GH6, GH67 and CE4 acetyl xylan esterases were only relevant for prediction with the eSVMfPFAM classifier. Additionally, both models specified protein domains not commonly associated with plant biomass degradation as being relevant for assignment, such as the lipoproteins selleck chemical DUF4352 and PF00877 and binding domains PF10509 and PF03793. Distinctive CAZy families of microbial plant biomass degraders We searched for distinctive CAZy families of microbial plant biomass degraders with our method. CAZy fam ilies include glycoside hydrolases, carbohydrate binding modules, glycosyltransferases, polysaccharide lyases and carbohydrate esterases. The annotations from the CAZy database comprised 64 genomes of non lignocellulose degrading species and 16 genomes of lignocellulose degraders.
There were no CAZy annotations available for the remaining genomes. In addition, we included the metagenomes of the gut microbiomes of the Tammar wallaby, the wood degrading higher termite and of the cow rumen microbiome. We evaluated the value of information about the presence or absence of CAZy domains, or of their rela tive frequencies for identification of lignocellulose degrading microbial genomes in the following experiments 1 By training of the classifiers eSVMCAZY A and eSVMCAZY a, based on genome annotations with all CAZy families. 2 By training of the classifiers eSVMCAZY B and eSVMCAZY b, based on the annotations of the genomes and the TW sample with all CAZy families, except for the GT family members, which were not annotated for the TW sample.
3 By training of the classifiers eSVMCAZY C and eSVMCAZY c with the entire data set based on GH family and CBM annotations, as these were the only ones available for the three metagenomes. The macro accuracy of these classifiers ranged from 0. 87 to 0. 96, similar to the Pfam domain based models. Notably, almost exclusively Actinobacteria were misclassified by the eSVMCAZY classifiers, except for the Firmicute Caldicellulosiruptor saccharolyticus. The best classification results were obtained with the presence absence information for all CAZy families ex cept for the GT families of the microbial genomes and the TW sample. In this setting only two species were misclassified. These species remained misclassified with all six classifiers. Using feature selection, we determined the CAZy fam ilies from the six eSVMCAZy classifiers that are most rele vant for identifying microbial cellulose degraders.
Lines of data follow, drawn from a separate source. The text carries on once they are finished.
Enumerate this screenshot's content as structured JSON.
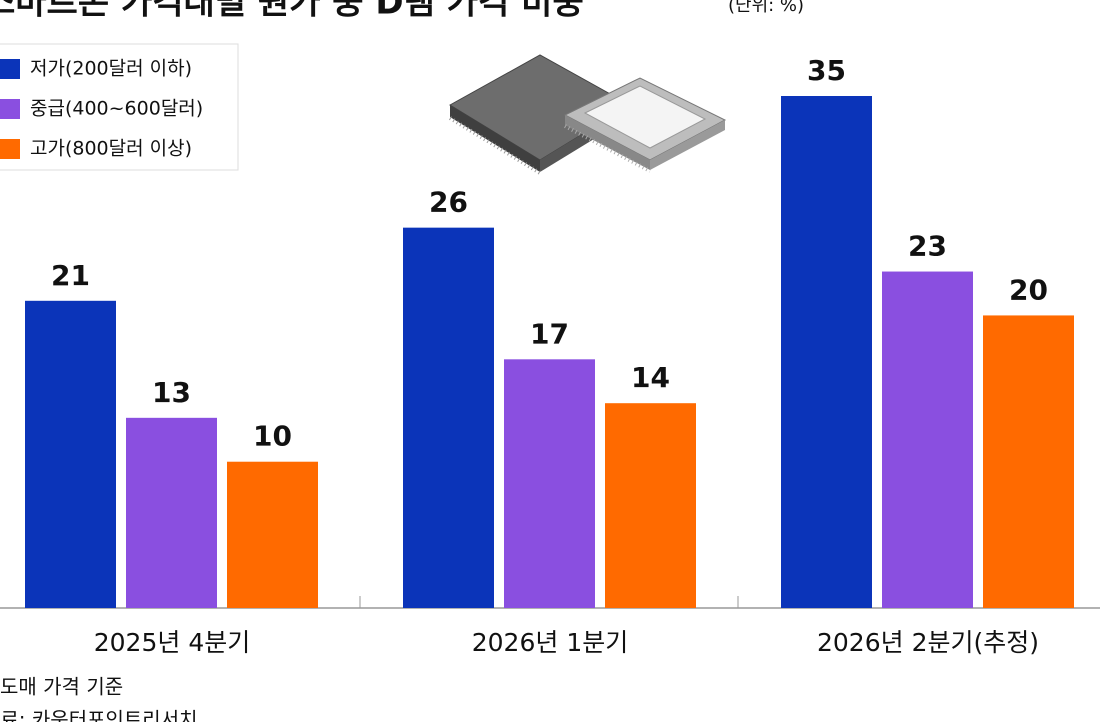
{
  "chart_data": {
    "type": "bar",
    "title": "스마트폰 가격대별 원가 중 D램 가격 비중",
    "unit": "(단위: %)",
    "categories": [
      "2025년 4분기",
      "2026년 1분기",
      "2026년 2분기(추정)"
    ],
    "series": [
      {
        "name": "저가(200달러 이하)",
        "color": "#0b34b9",
        "values": [
          21,
          26,
          35
        ]
      },
      {
        "name": "중급(400~600달러)",
        "color": "#8a4fe0",
        "values": [
          13,
          17,
          23
        ]
      },
      {
        "name": "고가(800달러 이상)",
        "color": "#ff6a00",
        "values": [
          10,
          14,
          20
        ]
      }
    ],
    "ylim": [
      0,
      35
    ],
    "legend": "top-left",
    "notes": [
      "도매 가격 기준",
      "자료: 카운터포인트리서치"
    ]
  }
}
Many of these GH families and CBMs are present in all genomes. This analysis identified Anacetrapib further gene families known to be relevant for plant biomass degrad ation. Among them are cellulase containing selleck chemical Y-27632 families, hemicellulase containing families, families with known oligosaccharide/side chain degrading activities and several CBMs. Several of these were consistently identified by at least half of the six classifiers as distinctive for plant biomass degraders.